NYU Langone declined to comment on the subpoena. Earlier this year, it announced it was ending its program that provides medical care for transgender youth, amid threats from the Trump administration to withhold funding. 

"We will not allow anti-trans extremists to turn our hospitals into hunting grounds. Playing political games to weaponize Americans' private healthcare information is not just an attack on trans people -- it is an attack on every single American who benefits from basic patient-provider privacy. NYU Langone has a moral and legal obligation to stand up to this power grab and hold the line to protect their patients," Tyler Hack of the Christopher Street Project said. "The New York Shield Law exists for this exact moment. The law requires that every New Yorker, trans or not, receive essential healthcare. NYU must follow New York State law and protect patients, providers, and the integrity of medical care. Trans kids deserve healthcare."

New York's Shield Law

Under New York's Shield Law, hospitals are required to notify patients whose information the subpoena is seeking 30 days before complying with the subpoena. 

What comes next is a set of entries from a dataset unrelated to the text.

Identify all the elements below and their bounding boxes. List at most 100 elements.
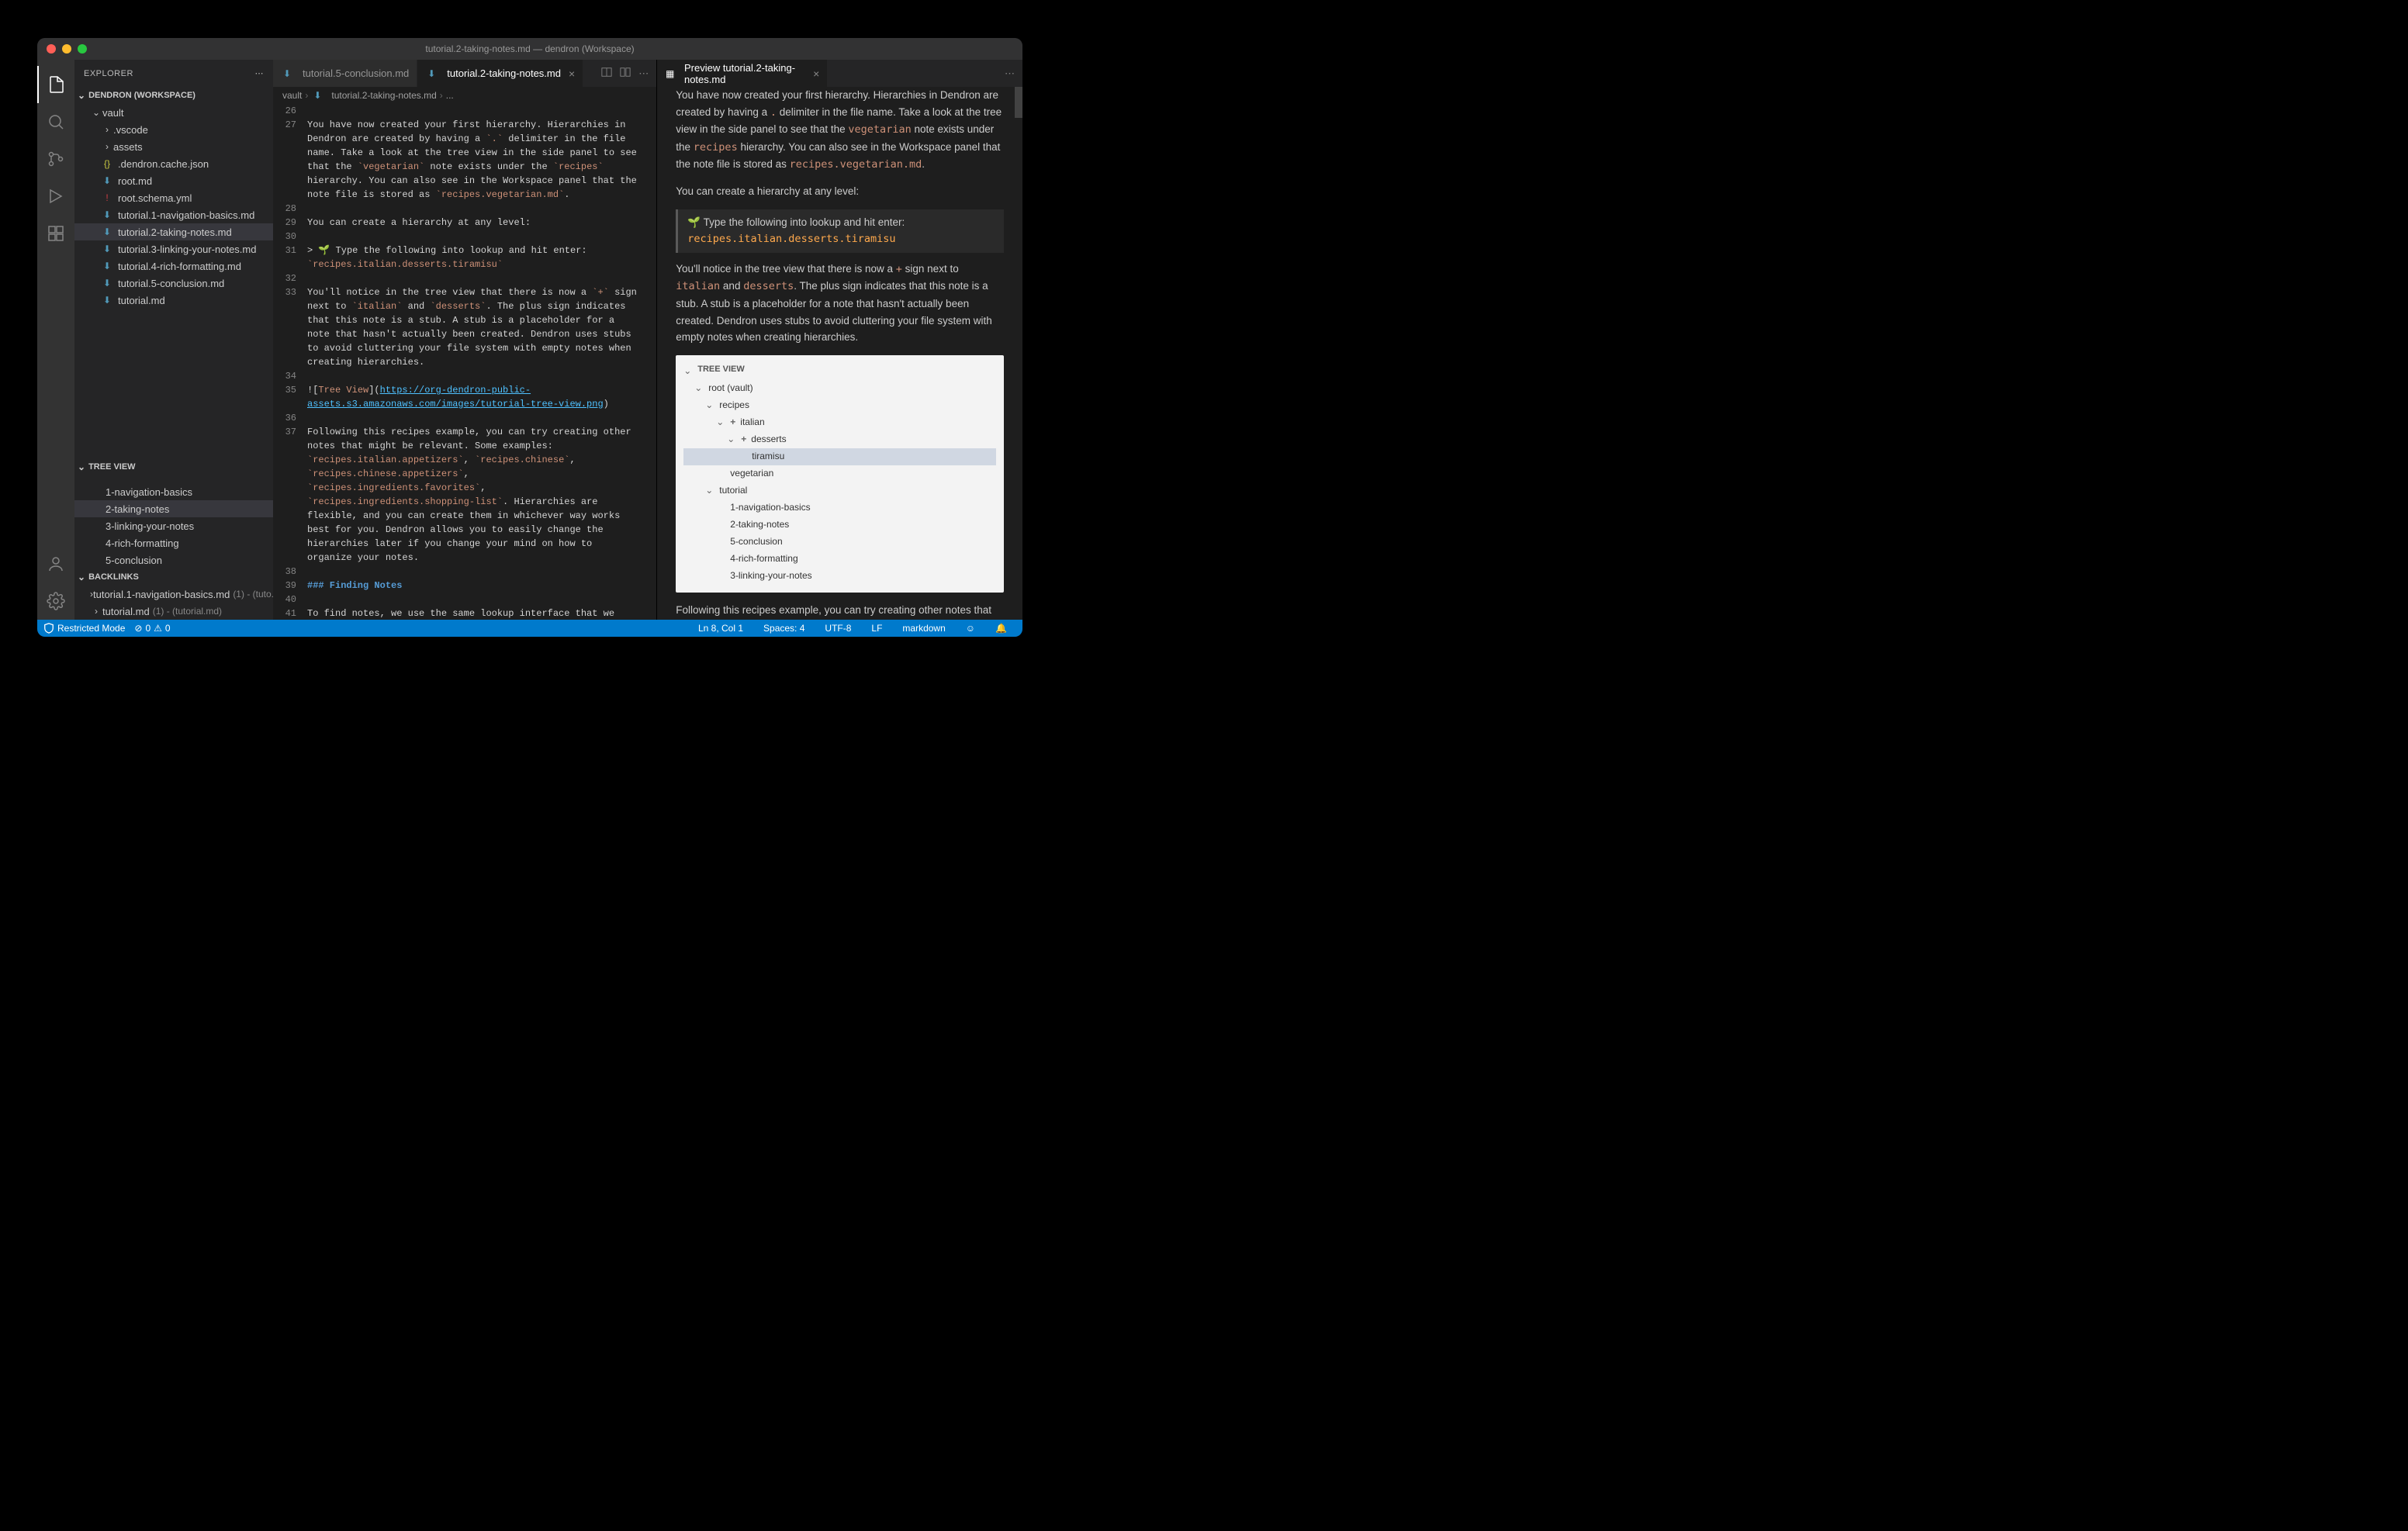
file-tree-item[interactable]: !root.schema.yml [74,189,273,206]
editor-layout-icon[interactable] [620,67,631,80]
sidebar-title: EXPLORER ⋯ [74,60,273,87]
file-tree-item[interactable]: ⬇tutorial.5-conclusion.md [74,275,273,292]
more-actions-icon[interactable]: ⋯ [1005,67,1015,80]
preview-paragraph: You can create a hierarchy at any level: [676,183,1004,200]
feedback-icon[interactable]: ☺ [966,623,975,634]
tree-view-item[interactable]: 5-conclusion [74,551,273,569]
restricted-mode-button[interactable]: Restricted Mode [43,623,125,634]
tree-image-row: 4-rich-formatting [683,551,996,568]
markdown-icon: ⬇ [101,243,113,255]
tree-view-item[interactable]: 3-linking-your-notes [74,517,273,534]
tree-image-row: 3-linking-your-notes [683,568,996,585]
tree-image-row: 2-taking-notes [683,517,996,534]
markdown-icon: ⬇ [311,89,323,102]
status-bar: Restricted Mode ⊘0 ⚠0 Ln 8, Col 1 Spaces… [37,620,1022,637]
tree-view-item[interactable]: 4-rich-formatting [74,534,273,551]
sidebar: EXPLORER ⋯ ⌄ DENDRON (WORKSPACE) ⌄vault›… [74,60,273,620]
markdown-icon: ⬇ [101,175,113,187]
backlinks-list: ›tutorial.1-navigation-basics.md(1) - (t… [74,586,273,620]
accounts-icon[interactable] [37,545,74,582]
file-tree-item[interactable]: ⬇tutorial.4-rich-formatting.md [74,257,273,275]
language-mode-button[interactable]: markdown [902,623,945,634]
sidebar-more-icon[interactable]: ⋯ [255,68,265,78]
chevron-right-icon: › [101,141,113,152]
tree-view-list: 1-navigation-basics2-taking-notes3-linki… [74,475,273,569]
json-icon: {} [101,157,113,170]
minimize-window-button[interactable] [62,44,71,54]
tree-image-row: 1-navigation-basics [683,499,996,517]
markdown-icon: ⬇ [101,277,113,289]
problems-button[interactable]: ⊘0 ⚠0 [134,623,170,634]
maximize-window-button[interactable] [78,44,87,54]
cursor-position[interactable]: Ln 8, Col 1 [698,623,743,634]
preview-icon: ▦ [665,67,675,80]
app-window: tutorial.2-taking-notes.md — dendron (Wo… [37,38,1022,637]
tree-view-item[interactable]: 1-navigation-basics [74,483,273,500]
eol-button[interactable]: LF [871,623,882,634]
settings-gear-icon[interactable] [37,582,74,620]
markdown-icon: ⬇ [281,67,293,80]
close-window-button[interactable] [47,44,56,54]
activity-bar [37,60,74,620]
window-title: tutorial.2-taking-notes.md — dendron (Wo… [425,43,634,54]
scrollbar-thumb[interactable] [1015,87,1022,118]
chevron-right-icon: › [101,124,113,135]
split-editor-icon[interactable] [601,67,612,80]
file-tree-item[interactable]: ›assets [74,138,273,155]
backlink-item[interactable]: ›tutorial.1-navigation-basics.md(1) - (t… [74,586,273,603]
search-icon[interactable] [37,103,74,140]
line-gutter: 2627282930313233343536373839404142434445 [273,104,307,620]
explorer-icon[interactable] [37,66,74,103]
markdown-icon: ⬇ [425,67,438,80]
tab-taking-notes[interactable]: ⬇ tutorial.2-taking-notes.md × [417,60,583,87]
text-editor[interactable]: 2627282930313233343536373839404142434445… [273,104,656,620]
backlink-item[interactable]: ›tutorial.md(1) - (tutorial.md) [74,603,273,620]
notifications-icon[interactable]: 🔔 [995,623,1007,634]
preview-paragraph: You have now created your first hierarch… [676,87,1004,174]
file-tree-item[interactable]: ⬇tutorial.md [74,292,273,309]
tab-bar-right: ▦ Preview tutorial.2-taking-notes.md × ⋯ [657,60,1022,87]
editor-group-source: ⬇ tutorial.5-conclusion.md ⬇ tutorial.2-… [273,60,657,620]
run-debug-icon[interactable] [37,178,74,215]
markdown-preview[interactable]: You have now created your first hierarch… [657,87,1022,620]
editor-group-preview: ▦ Preview tutorial.2-taking-notes.md × ⋯… [657,60,1022,620]
more-actions-icon[interactable]: ⋯ [638,67,649,80]
markdown-icon: ⬇ [101,260,113,272]
indentation-button[interactable]: Spaces: 4 [763,623,804,634]
file-tree-item[interactable]: ⌄vault [74,104,273,121]
chevron-down-icon: ⌄ [78,90,85,101]
editor-area: ⬇ tutorial.5-conclusion.md ⬇ tutorial.2-… [273,60,1022,620]
yaml-icon: ! [101,192,113,204]
file-tree-item[interactable]: ⬇root.md [74,172,273,189]
breadcrumbs[interactable]: vault › ⬇ tutorial.2-taking-notes.md › .… [273,87,656,104]
file-tree-item[interactable]: ⬇tutorial.3-linking-your-notes.md [74,240,273,257]
source-control-icon[interactable] [37,140,74,178]
chevron-down-icon: ⌄ [90,107,102,118]
extensions-icon[interactable] [37,215,74,252]
tree-image-row: ⌄recipes [683,397,996,414]
workspace-section-header[interactable]: ⌄ DENDRON (WORKSPACE) [74,87,273,104]
file-tree-item[interactable]: ⬇tutorial.2-taking-notes.md [74,223,273,240]
file-tree-item[interactable]: ⬇tutorial.1-navigation-basics.md [74,206,273,223]
encoding-button[interactable]: UTF-8 [825,623,851,634]
chevron-right-icon: › [90,606,102,617]
blockquote: 🌱 Type the following into lookup and hit… [676,209,1004,253]
tree-image-row: 5-conclusion [683,534,996,551]
tab-preview[interactable]: ▦ Preview tutorial.2-taking-notes.md × [657,60,828,87]
backlinks-section-header[interactable]: ⌄ BACKLINKS [74,569,273,586]
tree-image-row: ⌄+desserts [683,431,996,448]
close-tab-icon[interactable]: × [569,67,575,80]
markdown-icon: ⬇ [101,226,113,238]
file-tree-item[interactable]: ›.vscode [74,121,273,138]
tree-view-item[interactable]: 2-taking-notes [74,500,273,517]
treeview-section-header[interactable]: ⌄ TREE VIEW [74,458,273,475]
tree-image-row: ⌄tutorial [683,482,996,499]
close-tab-icon[interactable]: × [813,67,819,80]
tab-conclusion[interactable]: ⬇ tutorial.5-conclusion.md [273,60,417,87]
tree-image-row: vegetarian [683,465,996,482]
code-content[interactable]: You have now created your first hierarch… [307,104,656,620]
file-tree: ⌄vault›.vscode›assets{}.dendron.cache.js… [74,104,273,309]
tab-bar-left: ⬇ tutorial.5-conclusion.md ⬇ tutorial.2-… [273,60,656,87]
file-tree-item[interactable]: {}.dendron.cache.json [74,155,273,172]
chevron-down-icon: ⌄ [78,461,85,472]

"We understand that these developments may be concerning to our patients, providers, and others. Please know that NYU Langone takes the privacy of your protected health information very seriously and we are evaluating our response to the subpoena," NYU Langone said in a message to patients. 

"Private medical records should never be weaponized as punishment for seeking lawful health care," James wrote on social media

"The president ran on this"

CBS News New York reached out the Justice Department, but has not yet heard back. 

"The president ran on this. He ran on ending transgender-affirming care for the youth, and he won the popular vote in the electoral college," said legal expert J.C. Polanco, a law professor at the University of Mount St. Vincent in the Bronx.

Polanco said HIPAA laws have carveouts for federal subpoenas, and this case is gearing up to be a clash about federalism.

"Can the federal government force the state to comply with a federal subpoena even though a practice is allowed in that state? So this is going to go all the way to the Supreme Court," Polanco said.